不知道是疼得多了,神经麻木,还是回光返照,他这会儿坐起来半天,都不觉得疼。
小狐狸闻言抬手,咔咔两声,他被卸掉的肩膀复位。
小狐狸:“一个大男人,祖宅守不住,让媳妇带着外人给占了,你可真行。”
傅二叔气的牙痒痒:“我真恨不得给自己两巴掌。”
殷向暖:“这个宗门是干什么的,您知道吗?我来的时候,见沿河两岸闲置的庄园别墅不少,他们为什么冒险要傅家老宅?”
傅二叔:“我听说是要找什么残魂?好像看中的就是我们祠堂。傅氏祖先好像藏了什么法宝,能召唤残魂。
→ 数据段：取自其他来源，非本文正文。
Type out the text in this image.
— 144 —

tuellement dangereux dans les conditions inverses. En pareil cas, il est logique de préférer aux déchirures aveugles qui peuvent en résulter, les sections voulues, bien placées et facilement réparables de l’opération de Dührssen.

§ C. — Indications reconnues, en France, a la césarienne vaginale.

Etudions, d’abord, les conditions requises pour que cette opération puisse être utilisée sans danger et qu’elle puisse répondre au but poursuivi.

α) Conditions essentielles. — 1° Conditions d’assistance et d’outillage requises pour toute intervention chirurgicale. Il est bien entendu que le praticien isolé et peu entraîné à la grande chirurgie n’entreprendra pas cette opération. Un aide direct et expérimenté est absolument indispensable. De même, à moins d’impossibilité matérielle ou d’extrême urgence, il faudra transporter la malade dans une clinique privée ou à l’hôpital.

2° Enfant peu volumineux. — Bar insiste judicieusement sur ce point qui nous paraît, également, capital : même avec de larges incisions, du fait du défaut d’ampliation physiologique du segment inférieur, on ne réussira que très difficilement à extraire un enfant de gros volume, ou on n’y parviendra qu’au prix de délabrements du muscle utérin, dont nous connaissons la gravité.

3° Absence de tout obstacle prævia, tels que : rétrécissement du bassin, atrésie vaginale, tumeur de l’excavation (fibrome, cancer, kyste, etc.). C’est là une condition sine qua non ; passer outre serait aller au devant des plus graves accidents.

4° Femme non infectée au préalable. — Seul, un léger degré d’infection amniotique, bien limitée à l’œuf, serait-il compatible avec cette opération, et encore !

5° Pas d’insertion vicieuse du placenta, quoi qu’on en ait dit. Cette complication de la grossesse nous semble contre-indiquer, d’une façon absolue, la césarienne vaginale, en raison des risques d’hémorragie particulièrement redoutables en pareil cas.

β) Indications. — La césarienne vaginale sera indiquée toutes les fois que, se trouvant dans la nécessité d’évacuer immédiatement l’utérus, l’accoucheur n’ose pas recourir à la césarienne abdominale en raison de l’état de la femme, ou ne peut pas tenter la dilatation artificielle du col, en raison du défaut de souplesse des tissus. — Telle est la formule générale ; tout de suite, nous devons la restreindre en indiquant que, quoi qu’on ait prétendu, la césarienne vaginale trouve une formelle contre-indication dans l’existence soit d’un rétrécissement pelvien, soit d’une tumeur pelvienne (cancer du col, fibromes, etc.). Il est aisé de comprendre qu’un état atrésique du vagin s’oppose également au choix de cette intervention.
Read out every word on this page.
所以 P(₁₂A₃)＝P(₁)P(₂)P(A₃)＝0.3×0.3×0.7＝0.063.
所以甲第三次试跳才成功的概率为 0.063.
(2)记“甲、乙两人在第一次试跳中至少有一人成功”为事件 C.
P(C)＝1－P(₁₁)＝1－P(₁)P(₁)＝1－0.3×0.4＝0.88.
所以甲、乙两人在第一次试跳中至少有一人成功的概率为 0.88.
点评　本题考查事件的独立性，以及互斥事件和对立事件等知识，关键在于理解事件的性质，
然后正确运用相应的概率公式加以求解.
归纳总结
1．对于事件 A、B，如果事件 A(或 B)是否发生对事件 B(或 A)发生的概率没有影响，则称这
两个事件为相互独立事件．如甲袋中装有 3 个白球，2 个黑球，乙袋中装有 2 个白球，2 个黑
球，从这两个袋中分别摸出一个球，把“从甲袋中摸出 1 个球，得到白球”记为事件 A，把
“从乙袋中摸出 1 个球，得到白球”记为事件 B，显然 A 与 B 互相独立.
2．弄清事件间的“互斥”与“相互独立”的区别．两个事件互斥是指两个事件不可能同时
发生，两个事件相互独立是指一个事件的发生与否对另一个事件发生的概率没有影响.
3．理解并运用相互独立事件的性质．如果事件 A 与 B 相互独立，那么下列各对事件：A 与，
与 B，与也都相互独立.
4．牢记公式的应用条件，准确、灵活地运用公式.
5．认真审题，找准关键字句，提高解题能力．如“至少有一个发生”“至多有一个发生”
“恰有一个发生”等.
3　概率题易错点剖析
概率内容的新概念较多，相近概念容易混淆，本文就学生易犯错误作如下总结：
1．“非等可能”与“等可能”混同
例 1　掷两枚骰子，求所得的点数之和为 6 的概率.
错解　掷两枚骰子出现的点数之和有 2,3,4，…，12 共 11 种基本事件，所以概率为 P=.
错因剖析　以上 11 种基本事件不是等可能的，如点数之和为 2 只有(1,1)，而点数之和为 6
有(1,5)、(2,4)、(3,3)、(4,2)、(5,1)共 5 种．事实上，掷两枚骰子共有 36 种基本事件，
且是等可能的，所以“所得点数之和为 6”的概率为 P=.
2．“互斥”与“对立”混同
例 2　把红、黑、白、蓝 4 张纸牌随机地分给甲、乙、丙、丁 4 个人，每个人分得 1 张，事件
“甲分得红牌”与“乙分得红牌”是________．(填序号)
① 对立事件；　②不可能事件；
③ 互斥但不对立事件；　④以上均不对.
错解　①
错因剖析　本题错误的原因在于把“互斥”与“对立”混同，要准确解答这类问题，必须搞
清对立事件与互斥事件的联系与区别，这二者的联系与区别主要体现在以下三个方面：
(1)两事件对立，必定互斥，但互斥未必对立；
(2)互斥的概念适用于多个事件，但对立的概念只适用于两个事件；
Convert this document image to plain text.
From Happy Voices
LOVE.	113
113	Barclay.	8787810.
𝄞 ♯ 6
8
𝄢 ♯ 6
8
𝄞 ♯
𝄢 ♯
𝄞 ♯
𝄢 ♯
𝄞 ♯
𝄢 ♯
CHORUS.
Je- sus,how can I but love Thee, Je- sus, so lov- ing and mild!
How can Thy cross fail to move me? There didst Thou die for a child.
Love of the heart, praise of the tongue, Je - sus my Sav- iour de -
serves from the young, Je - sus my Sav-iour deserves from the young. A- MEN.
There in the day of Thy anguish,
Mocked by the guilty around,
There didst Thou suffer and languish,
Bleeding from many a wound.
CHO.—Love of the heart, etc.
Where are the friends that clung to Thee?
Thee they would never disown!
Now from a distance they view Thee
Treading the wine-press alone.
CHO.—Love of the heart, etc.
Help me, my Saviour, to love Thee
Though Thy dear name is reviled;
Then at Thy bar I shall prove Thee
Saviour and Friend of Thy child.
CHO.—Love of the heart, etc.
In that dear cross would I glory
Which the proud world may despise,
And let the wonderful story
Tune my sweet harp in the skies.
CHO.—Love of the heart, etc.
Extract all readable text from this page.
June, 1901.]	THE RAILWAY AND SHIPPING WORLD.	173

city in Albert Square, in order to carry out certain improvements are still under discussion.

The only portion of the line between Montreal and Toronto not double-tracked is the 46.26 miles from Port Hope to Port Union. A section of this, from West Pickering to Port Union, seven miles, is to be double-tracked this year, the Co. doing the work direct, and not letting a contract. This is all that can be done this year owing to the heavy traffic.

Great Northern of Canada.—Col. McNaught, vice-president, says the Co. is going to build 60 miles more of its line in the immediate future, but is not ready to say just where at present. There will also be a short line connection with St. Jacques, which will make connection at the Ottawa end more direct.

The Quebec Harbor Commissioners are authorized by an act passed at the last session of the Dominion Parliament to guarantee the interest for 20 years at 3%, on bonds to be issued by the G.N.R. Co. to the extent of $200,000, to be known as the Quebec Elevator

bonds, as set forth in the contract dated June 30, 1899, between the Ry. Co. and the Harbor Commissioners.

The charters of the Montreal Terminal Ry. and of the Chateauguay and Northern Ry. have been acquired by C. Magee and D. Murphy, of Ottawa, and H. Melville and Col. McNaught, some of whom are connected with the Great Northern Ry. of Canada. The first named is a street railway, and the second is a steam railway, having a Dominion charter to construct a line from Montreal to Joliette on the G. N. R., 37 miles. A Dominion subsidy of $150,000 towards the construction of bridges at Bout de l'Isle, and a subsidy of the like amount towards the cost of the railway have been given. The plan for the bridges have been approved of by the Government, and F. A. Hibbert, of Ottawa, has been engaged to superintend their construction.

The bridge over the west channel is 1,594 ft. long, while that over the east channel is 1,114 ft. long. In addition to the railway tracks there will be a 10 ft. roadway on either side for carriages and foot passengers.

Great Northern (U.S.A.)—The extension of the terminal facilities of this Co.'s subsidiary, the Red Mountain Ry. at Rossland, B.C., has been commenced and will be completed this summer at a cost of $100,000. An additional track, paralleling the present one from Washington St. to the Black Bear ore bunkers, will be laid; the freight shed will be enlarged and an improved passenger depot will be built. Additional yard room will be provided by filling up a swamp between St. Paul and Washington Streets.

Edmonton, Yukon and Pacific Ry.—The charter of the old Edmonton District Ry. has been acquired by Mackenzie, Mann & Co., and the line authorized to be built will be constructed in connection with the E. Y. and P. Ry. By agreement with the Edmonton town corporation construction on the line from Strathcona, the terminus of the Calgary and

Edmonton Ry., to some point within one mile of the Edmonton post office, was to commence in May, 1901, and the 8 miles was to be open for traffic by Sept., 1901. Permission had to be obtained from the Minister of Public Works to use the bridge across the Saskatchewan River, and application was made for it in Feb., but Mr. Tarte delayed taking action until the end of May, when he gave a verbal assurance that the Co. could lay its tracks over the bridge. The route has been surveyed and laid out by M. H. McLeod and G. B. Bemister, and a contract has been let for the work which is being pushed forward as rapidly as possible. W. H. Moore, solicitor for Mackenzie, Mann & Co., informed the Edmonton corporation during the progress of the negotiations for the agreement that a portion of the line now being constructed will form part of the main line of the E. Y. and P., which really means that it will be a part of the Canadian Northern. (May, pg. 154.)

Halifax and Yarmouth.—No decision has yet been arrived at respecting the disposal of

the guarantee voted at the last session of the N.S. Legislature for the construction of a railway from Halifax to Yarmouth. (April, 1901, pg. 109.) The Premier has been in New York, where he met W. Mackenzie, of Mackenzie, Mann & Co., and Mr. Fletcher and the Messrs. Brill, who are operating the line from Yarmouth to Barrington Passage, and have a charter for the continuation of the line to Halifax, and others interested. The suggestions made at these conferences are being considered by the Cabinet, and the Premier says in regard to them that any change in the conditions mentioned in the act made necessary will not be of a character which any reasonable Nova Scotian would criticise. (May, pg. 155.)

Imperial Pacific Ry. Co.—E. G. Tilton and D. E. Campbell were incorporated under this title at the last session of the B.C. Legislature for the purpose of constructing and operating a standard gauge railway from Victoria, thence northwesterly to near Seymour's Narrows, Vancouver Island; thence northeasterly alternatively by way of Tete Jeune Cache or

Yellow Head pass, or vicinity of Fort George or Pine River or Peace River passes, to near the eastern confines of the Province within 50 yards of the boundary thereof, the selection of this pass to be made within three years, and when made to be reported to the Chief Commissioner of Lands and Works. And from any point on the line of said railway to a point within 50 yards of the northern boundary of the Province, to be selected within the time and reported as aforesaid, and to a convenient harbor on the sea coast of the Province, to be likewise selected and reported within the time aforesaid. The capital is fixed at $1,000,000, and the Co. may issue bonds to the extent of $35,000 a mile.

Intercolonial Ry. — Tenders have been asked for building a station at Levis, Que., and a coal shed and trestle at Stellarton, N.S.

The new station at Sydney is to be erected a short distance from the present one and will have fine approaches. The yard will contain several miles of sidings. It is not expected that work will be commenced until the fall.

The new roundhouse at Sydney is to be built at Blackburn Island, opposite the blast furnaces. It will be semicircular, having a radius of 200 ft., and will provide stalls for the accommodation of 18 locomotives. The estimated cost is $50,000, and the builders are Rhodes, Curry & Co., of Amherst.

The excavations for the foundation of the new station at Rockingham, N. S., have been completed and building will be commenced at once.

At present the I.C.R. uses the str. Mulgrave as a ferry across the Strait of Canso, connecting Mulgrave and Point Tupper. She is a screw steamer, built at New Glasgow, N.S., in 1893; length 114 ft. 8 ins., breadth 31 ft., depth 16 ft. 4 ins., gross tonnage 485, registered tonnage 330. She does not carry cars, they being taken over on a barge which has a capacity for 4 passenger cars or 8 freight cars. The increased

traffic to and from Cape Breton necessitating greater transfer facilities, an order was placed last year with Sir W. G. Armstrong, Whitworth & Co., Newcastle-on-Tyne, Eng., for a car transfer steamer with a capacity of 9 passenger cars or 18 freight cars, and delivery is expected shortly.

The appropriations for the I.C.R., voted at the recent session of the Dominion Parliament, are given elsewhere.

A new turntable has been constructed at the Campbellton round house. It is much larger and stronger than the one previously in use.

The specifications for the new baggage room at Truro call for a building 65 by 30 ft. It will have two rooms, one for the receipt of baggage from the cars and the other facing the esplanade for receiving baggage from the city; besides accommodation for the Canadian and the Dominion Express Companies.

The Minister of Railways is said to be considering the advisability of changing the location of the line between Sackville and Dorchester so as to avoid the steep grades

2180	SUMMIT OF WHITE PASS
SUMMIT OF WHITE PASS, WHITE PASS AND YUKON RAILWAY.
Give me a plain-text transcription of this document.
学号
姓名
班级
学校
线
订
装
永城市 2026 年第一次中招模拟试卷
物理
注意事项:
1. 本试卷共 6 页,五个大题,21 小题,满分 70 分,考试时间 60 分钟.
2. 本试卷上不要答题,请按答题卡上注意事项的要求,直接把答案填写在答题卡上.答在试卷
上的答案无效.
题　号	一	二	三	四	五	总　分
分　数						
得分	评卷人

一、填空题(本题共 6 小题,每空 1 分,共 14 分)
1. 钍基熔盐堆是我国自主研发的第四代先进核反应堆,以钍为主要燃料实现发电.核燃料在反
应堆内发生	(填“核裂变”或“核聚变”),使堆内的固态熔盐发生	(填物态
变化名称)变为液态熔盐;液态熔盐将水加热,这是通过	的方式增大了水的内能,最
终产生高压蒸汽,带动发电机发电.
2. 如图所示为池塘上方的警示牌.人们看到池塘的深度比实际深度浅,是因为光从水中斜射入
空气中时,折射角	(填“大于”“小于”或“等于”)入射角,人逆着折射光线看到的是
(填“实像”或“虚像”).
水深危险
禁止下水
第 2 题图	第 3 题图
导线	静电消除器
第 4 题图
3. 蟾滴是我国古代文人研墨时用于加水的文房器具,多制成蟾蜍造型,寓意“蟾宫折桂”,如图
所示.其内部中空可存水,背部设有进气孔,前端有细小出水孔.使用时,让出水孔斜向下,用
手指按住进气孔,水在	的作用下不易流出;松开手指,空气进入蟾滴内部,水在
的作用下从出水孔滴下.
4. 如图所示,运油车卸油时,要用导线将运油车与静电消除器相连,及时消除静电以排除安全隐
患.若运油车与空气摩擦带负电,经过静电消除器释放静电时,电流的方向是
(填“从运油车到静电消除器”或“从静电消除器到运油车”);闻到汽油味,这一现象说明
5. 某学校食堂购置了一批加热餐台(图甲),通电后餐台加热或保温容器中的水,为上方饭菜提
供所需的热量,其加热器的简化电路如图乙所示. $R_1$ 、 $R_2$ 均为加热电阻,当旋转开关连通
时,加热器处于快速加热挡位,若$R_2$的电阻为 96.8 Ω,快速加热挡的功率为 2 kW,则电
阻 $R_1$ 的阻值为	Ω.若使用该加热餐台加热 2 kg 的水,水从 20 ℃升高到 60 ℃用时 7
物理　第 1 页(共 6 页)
”
小狐狸把牌位递给他:“你问问它。”
周围黑漆漆的,傅二叔什么都看不见,摸到一个牌位,吓了一跳:“你,你这人,怎么把我们祖宗牌位给拿下来了?你简直大不敬!”
小狐狸:“得了吧,就是你祖宗把我们诓骗下来的!”
话说到一半,听到井口有脚步声。
“找到了吗?这里就这么大一块地方,千魂幡都没动静,应该不在此处。”
“不可能,他们的气息就是从这里消失的。”
“看看那口井里。”
小狐狸站起来,残缺的八条狐尾瞬间炸开,铺满整个洞穴,将殷向暖和傅二叔藏在下面。
“看过了,井下什么都没有。”
“怎么可能,前些日子还扔下去的那男人呢?”
“没有探出来活人气,死了吧。”
“不能大意,请主君面具过来,如果真躲在下面,主君面具一探便知。”
“是。”
听到面具两个字,小狐狸和殷向暖齐齐打了个哆嗦。
那家伙着实厉害,她们俩一路从津市逃到此处,本来就是残血。
那面具在此自封为神,受人香火,魔气充沛,对付她俩绰绰有余。
小狐狸又气又怕:“造孽啊,姥姥我竟然要死在这口枯井里,我大孙子还在外面呢。”
一道惊雷落下。
“拼了。”小狐狸猛地冲上去,准备和那面具同归于尽。
就在这时,一道道魔气从铜镜中散逸出来,爬上青石板地面,爬上井口。